No curso do meu projecto Scúru Fitchádu, várias pessoas do meio indicaram o Razat como um produtor perfeito para trabalhar comigo no próximo LP. Passado um ano contactei-o via Facebook, para ver dessa possibilidade. O Baltazar referiu que conhecia o meu projecto e inclusive gostaria de trabalhar comigo no futuro. Ficámos de nos encontrar, umas semanas depois de limparmos agendas. Recebi a triste notícia de um amigo que lhe era muito próximo e dividiu casa com ele nas Caldas da Rainha. A bass music nacional perde aqui um dos seus expoentes máximos… Um abraço, Razat!”



[DJ 2old4school, da Crew Hassan]

“Conheci o Razat em 2010, num evento organizado por nós em Peniche. Ficámos amigos desde esse dia e tocámos em diversas ocasiões juntos, e ele era o único DJ com o qual eu tomei a decisão de não voltar a tocar depois dele — após duas horas de Razat não havia ninguém vivo no dancefloor, tal a intensidade do seu set. A energia dele sempre me contagiou a mim e a quem o rodeou. Ele foi a única pessoa que me incentivou sempre a produzir música e a lançar. Ajudou-me a gravar e produzir algumas músicas. A sua presença habitual na Crew Hassan era sempre um motivo de alegria. Tive o prazer de lhe apresentar alguns produtores musicais e a assistir a animados debates. Para mim, era o maior talento que havia na produção e uma referência máxima, além de um grande amigo. Quando os pais do Baltazar me pediram para fazer a cerimónia de despedida na Crew Hassan, aliámos à tristeza um orgulho enorme por podermos participar directamente na cerimónia.”



[Fat Cap]

“Ainda há uns dias estive a recordar algumas memórias, entre elas as mensagens que trocámos ao longo dos anos. Lembro-me como se fosse ontem os primeiros beats que me enviou, em que fácil e rapidamente sentes algo de especial. Conheci-o primeiro através da música e chats, e só depois pessoalmente. A música dele já dava dicas do tipo de pessoa que era. Mente aberta e a pensar fora da caixa. Não tive a possibilidade de conviver com ele mais do que encontros em festivais e discotecas espalhadas por Portugal ao longo dos anos — um dia aqui, dois ali, no máximo, onde podíamos trocar impressões pessoalmente. Contudo, foram impressões que deixaram marca, quer fosse a falar de música, DJing ou produção, quer fosse a falar da nossa vida pessoal.”

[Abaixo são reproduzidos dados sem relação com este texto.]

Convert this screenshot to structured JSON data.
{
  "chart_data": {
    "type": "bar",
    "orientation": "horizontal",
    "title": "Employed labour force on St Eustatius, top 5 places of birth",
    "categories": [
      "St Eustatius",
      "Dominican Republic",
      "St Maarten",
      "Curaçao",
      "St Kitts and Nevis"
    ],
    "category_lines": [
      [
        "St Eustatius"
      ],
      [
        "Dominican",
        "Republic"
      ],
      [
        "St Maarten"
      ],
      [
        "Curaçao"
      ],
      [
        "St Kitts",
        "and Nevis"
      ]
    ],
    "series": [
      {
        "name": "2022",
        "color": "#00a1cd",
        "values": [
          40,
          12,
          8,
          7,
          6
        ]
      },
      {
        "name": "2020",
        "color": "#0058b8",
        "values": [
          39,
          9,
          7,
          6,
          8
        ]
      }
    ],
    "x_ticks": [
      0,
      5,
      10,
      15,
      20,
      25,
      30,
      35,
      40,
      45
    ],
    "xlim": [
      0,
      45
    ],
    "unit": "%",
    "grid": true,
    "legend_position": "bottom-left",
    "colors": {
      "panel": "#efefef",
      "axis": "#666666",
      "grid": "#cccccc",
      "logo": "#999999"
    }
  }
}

“A evolução dele como músico era notória e novas fases e patamares estariam por chegar em breve. Sendo tão bom produtor como DJ, e com uma personalidade muito própria, tinha uma receita boa para ir longe. Cada vez mais admirava os beats que ele me enviava, a parte técnica, sound design e composição. A rapidez com que ele fazia um grande beat era incrível, e de maneira nenhuma afectava a qualidade final, o que me impressiona muito num artista. Contudo, já não era novidade para a maior parte de nós que ele estava a travar uma batalha a nível de saúde. Infelizmente, e para surpresa de muitos, o pior aconteceu.”

“Custa muito ver a vida pregar partidas destas a pessoas por quem tens muita consideração e que estavam num excelente caminho, e nunca é fácil aceitar. Ele deixa-nos memórias excelentes e a sua imortalidade em tudo o que criou. Desejo muita força à sua família, amigos e fãs de todo o mundo.”